On aurait eu pourtant tort de croire qu’il s’agit de l’exercice solitaire du pouvoir ou de ce que les Américains appellent « one man show ». Chacune des entreprises citées est un géant dans sa catégorie, employant des dizaines de milliers de personnes et présente sur tous les continents. Leurs leaders s’entourent d’équipes des collaborateurs pointus, ayant fait leurs preuves. Les entreprises sont engagées à plein dans la guerre pour le talent, n’hésitant pas à embaucher ou à débaucher au prix d’or les personnes aux compétences jugées indispensables.
Le principal attrait de ce modèle est son indéniable réussite. Et comme, il correspond bien au tempérament naturel de Nicholas Sarkozy, il est facile de comprendre son attirance pour celui-ci.
Néanmoins, avant de pousser l’analogie trop loin ou d’en tirer des conclusions hâtives, il est important de prendre en compte trois considérations
- Le mode de gestion décrit plus haut n’est pas le seul modèle possible pour une entreprise innovante. Par exemple, la société de services Internet, universellement considérée comme la plus performante, Google, est dirigée par un triumvirat de deux jeunes chercheurs et d’un gestionnaire chevronné. On sait ce qui est advenu par le passé aux triumvirats, mais celui-ci paraît stable.

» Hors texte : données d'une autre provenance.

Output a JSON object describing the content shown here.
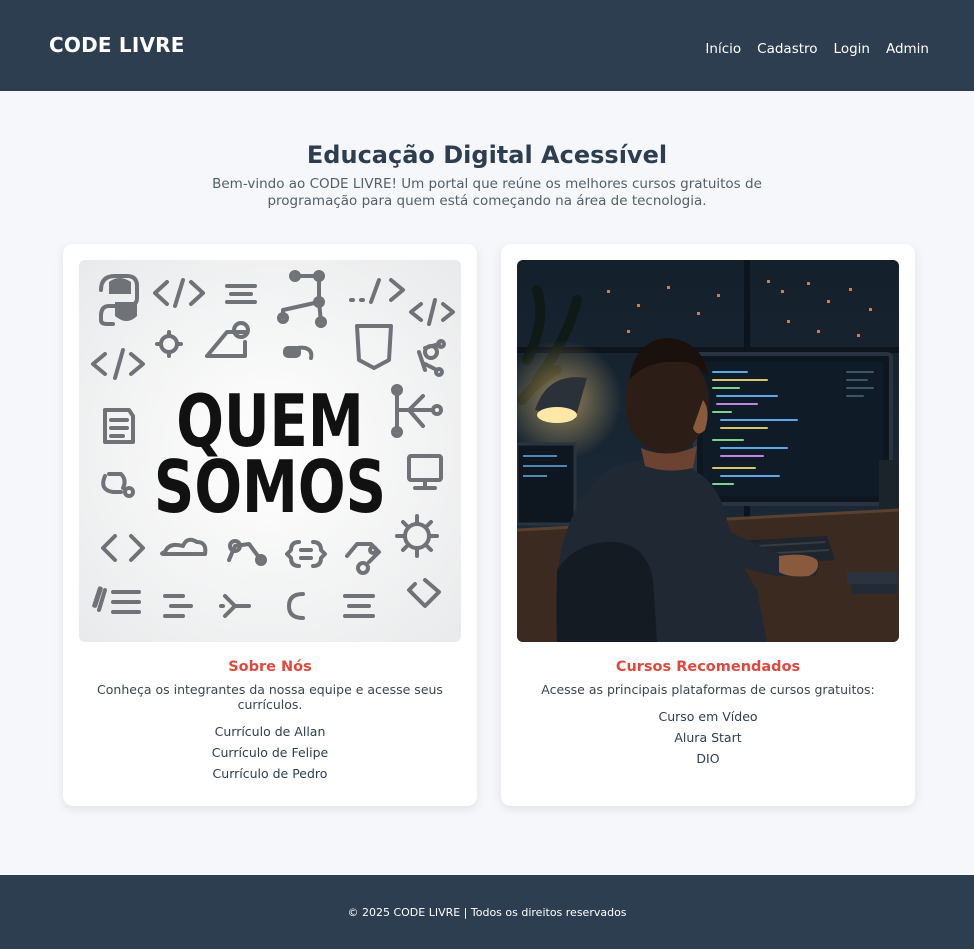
{
  "header": {
    "brand": "CODE LIVRE",
    "nav": [
      "Início",
      "Cadastro",
      "Login",
      "Admin"
    ]
  },
  "hero": {
    "title": "Educação Digital Acessível",
    "subtitle": "Bem-vindo ao CODE LIVRE! Um portal que reúne os melhores cursos gratuitos de programação para quem está começando na área de tecnologia."
  },
  "cards": [
    {
      "image_text": [
        "QUEM",
        "SOMOS"
      ],
      "title": "Sobre Nós",
      "description": "Conheça os integrantes da nossa equipe e acesse seus currículos.",
      "links": [
        "Currículo de Allan",
        "Currículo de Felipe",
        "Currículo de Pedro"
      ]
    },
    {
      "image_icon": "programmer-at-computer-illustration",
      "title": "Cursos Recomendados",
      "description": "Acesse as principais plataformas de cursos gratuitos:",
      "links": [
        "Curso em Vídeo",
        "Alura Start",
        "DIO"
      ]
    }
  ],
  "footer": {
    "text": "© 2025 CODE LIVRE | Todos os direitos reservados"
  },
  "colors": {
    "header_bg": "#2c3e50",
    "page_bg": "#f5f7fb",
    "accent": "#e0483d"
  }
}
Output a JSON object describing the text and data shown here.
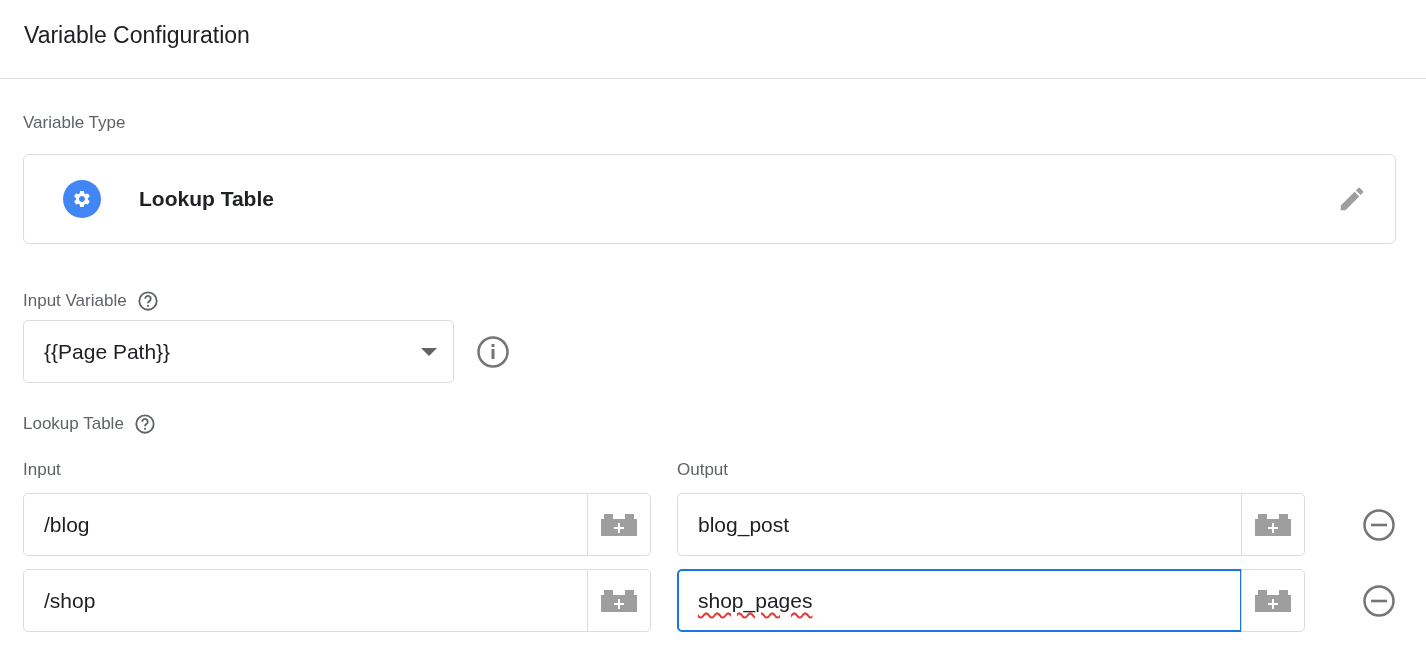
{
  "header": {
    "title": "Variable Configuration"
  },
  "variable_type": {
    "label": "Variable Type",
    "name": "Lookup Table"
  },
  "input_variable": {
    "label": "Input Variable",
    "value": "{{Page Path}}"
  },
  "lookup_table": {
    "label": "Lookup Table",
    "columns": [
      "Input",
      "Output"
    ],
    "rows": [
      {
        "input": {
          "value": "/blog",
          "focused": false,
          "misspelled": false
        },
        "output": {
          "value": "blog_post",
          "focused": false,
          "misspelled": false
        }
      },
      {
        "input": {
          "value": "/shop",
          "focused": false,
          "misspelled": false
        },
        "output": {
          "value": "shop_pages",
          "focused": true,
          "misspelled": true
        }
      }
    ]
  }
}
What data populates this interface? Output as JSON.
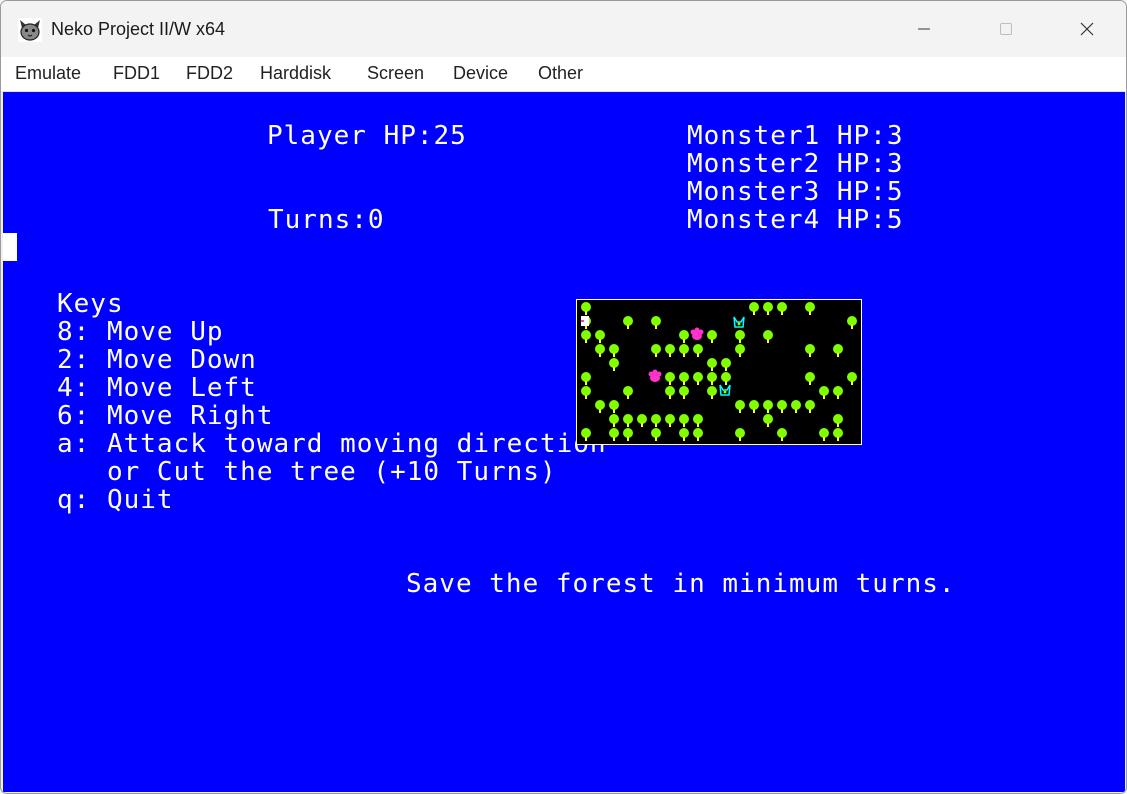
{
  "window": {
    "title": "Neko Project II/W x64",
    "icon": "cat-face-icon"
  },
  "controls": {
    "minimize_icon": "minimize-icon",
    "maximize_icon": "maximize-icon",
    "close_icon": "close-icon"
  },
  "menu": {
    "items": [
      "Emulate",
      "FDD1",
      "FDD2",
      "Harddisk",
      "Screen",
      "Device",
      "Other"
    ]
  },
  "screen": {
    "background": "#0000ff",
    "player_hp": "Player HP:25",
    "turns": "Turns:0",
    "monsters": [
      "Monster1 HP:3",
      "Monster2 HP:3",
      "Monster3 HP:5",
      "Monster4 HP:5"
    ],
    "keys_title": "Keys",
    "keys": [
      "8: Move Up",
      "2: Move Down",
      "4: Move Left",
      "6: Move Right",
      "a: Attack toward moving direction",
      "   or Cut the tree (+10 Turns)",
      "q: Quit"
    ],
    "message": "Save the forest in minimum turns."
  },
  "map": {
    "tree_color": "#7fff00",
    "trunk_color": "#ffff00",
    "monster_color": "#ff33cc",
    "player_color": "#ffffff",
    "enemy2_color": "#00ffff"
  }
}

- Quel quelle soit la diversité du domaine des technologies de l’information, la politique est un ensemble bien plus complexe, plus dynamique et plus imprévisible. Les chausse-trappes, fausses pistes, effets pervers y abondent.
- La crédibilité du modèle est fonction de son succès. Inversement, l’insuccès diminue nettement sa valeur.
Quoi qu’il soit, le style Sarkozy marque moins une rupture avec les modèles politiques traditionnels qu’une ouverture sur les modes de gestion de l’entreprise. Par le passé, de telles ouvertures ne sont guère avérées concluantes. Entretemps, le monde de l’entreprise a énormément changé, s’adaptant à la nécessité d’un dialogue constant avec les clients et les collaborateurs, la sophistication croissante des clients et l’irrésistible poussée de la globalisation. De son, la transformation du monde politique a été beaucoup plus lente et plus limitée, ce qui fait que celui-ci, tant dans ses structures que dans les comportements de la classe, apparaît de plus en plus décalé par rapport à la réalité économique et sociale. Il sera intéressant de suivre l’évolution du modèle Sarkozy pour voir s’il aboutit à la réduction de ce décalage et l’accélération de l’indispensable mutation de la politique.